I also have work included in the big new Northwestern University Press anthology, Against Expression: An Anthology of Conceptual Writing, edited by Craig Dworkin & Kenneth Goldsmith. At nearly 600 pages, it’s very comprehensive, in the tradition of Jerry Rothenberg’s great collections. It has everyone from Tzara, Yeats & Aragon to a healthy selection of flarf. That doesn’t mean it’s perfect – Steve Benson, Carla Harryman, Jena Osman & Barrett Watten are absent, as are instances of Actualism from the 1970s, G.P. Skratz & Dave Morice, for example, or Darrell Gray writing as Philippe Mignon. Indeed, pseudonymic writing in general seems not to have been considered. Also missing are the Russian Conceptualists around Dmitri Prigov, and I think you could ask about mail art, vispo & Ian Hamilton Finlay. One can make the argument that conceptualism as an aesthetic force comes to writing fairly late in the game, entering for the most part as the result of contact with other disciplines, and the fact that this is really the first big book of same might be entered into evidence as Exhibit A. But this fact alone makes Against Expression a must-have collection & Dworkin & Goldsmith have set the bar high for any anthologizers who come later.

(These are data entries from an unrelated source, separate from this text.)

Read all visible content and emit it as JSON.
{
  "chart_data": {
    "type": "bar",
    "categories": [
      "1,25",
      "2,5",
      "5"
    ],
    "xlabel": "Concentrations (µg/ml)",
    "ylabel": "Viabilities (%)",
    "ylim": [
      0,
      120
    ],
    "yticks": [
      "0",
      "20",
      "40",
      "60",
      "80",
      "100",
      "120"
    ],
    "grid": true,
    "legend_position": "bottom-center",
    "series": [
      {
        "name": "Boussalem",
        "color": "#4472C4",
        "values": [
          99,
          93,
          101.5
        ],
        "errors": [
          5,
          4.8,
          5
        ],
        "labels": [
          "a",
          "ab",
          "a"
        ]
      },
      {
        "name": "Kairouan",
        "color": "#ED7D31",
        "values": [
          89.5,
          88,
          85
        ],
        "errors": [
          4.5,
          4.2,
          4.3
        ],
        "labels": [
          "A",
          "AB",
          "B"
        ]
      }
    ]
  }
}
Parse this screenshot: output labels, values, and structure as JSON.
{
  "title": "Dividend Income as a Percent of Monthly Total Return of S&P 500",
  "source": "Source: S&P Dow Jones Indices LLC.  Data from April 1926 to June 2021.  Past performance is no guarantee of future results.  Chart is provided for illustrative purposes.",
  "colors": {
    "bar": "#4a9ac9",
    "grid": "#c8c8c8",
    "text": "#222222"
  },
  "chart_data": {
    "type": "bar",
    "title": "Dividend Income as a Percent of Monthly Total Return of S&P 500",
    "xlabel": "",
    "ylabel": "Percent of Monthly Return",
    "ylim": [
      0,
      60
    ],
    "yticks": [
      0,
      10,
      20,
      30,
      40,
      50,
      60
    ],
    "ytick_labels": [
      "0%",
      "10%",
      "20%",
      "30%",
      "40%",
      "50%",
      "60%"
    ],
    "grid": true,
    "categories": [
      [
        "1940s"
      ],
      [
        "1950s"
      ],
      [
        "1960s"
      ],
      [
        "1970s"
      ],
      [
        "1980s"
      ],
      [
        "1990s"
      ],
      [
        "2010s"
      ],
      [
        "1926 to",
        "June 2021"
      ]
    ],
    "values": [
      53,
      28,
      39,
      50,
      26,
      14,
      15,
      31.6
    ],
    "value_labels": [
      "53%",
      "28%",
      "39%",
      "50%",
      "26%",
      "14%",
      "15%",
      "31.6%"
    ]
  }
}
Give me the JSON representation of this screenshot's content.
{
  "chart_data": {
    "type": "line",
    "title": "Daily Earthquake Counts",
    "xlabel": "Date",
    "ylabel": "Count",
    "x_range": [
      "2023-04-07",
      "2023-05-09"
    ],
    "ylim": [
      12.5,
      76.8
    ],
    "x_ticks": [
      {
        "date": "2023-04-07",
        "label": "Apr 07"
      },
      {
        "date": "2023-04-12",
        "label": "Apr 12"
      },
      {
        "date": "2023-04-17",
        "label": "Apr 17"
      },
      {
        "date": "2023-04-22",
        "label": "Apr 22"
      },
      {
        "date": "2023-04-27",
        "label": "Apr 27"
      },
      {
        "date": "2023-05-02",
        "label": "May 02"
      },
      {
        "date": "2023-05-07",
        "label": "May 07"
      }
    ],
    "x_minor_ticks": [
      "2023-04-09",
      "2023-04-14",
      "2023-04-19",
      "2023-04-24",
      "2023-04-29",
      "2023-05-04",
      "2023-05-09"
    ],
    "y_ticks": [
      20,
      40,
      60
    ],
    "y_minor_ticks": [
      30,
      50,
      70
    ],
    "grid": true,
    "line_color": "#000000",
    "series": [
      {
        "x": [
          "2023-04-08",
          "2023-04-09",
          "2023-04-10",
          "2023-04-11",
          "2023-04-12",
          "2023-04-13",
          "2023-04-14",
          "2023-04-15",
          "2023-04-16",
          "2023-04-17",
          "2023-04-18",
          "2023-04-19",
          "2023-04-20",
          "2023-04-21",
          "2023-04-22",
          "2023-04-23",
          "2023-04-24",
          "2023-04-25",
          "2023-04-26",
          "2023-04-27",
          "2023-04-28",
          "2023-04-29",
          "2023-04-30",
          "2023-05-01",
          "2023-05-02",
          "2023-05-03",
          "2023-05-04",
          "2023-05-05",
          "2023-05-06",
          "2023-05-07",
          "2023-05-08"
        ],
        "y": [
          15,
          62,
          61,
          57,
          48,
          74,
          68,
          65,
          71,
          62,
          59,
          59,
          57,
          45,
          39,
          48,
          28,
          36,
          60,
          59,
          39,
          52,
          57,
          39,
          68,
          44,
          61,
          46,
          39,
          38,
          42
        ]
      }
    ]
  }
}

Several folks have noted that I haven’t written much of late here, which is certainly true. I have been busier than ever on my day job, a prospect that doesn’t show much likelihood of reversing any time soon. I’ve also been working on poetry that’s taken up some of this time. In fact, I applied for five academic positions thinking that might fit better with my writing life at this stage in the game. And while I’ve heard rumors that I would be teaching at this or that university next fall, I did not get a single interview. Only two of the five bothered to communicate with me personally about my applications. One told me that I had too much experience for the position they were seeking to fill. The other told me that I did not have enough.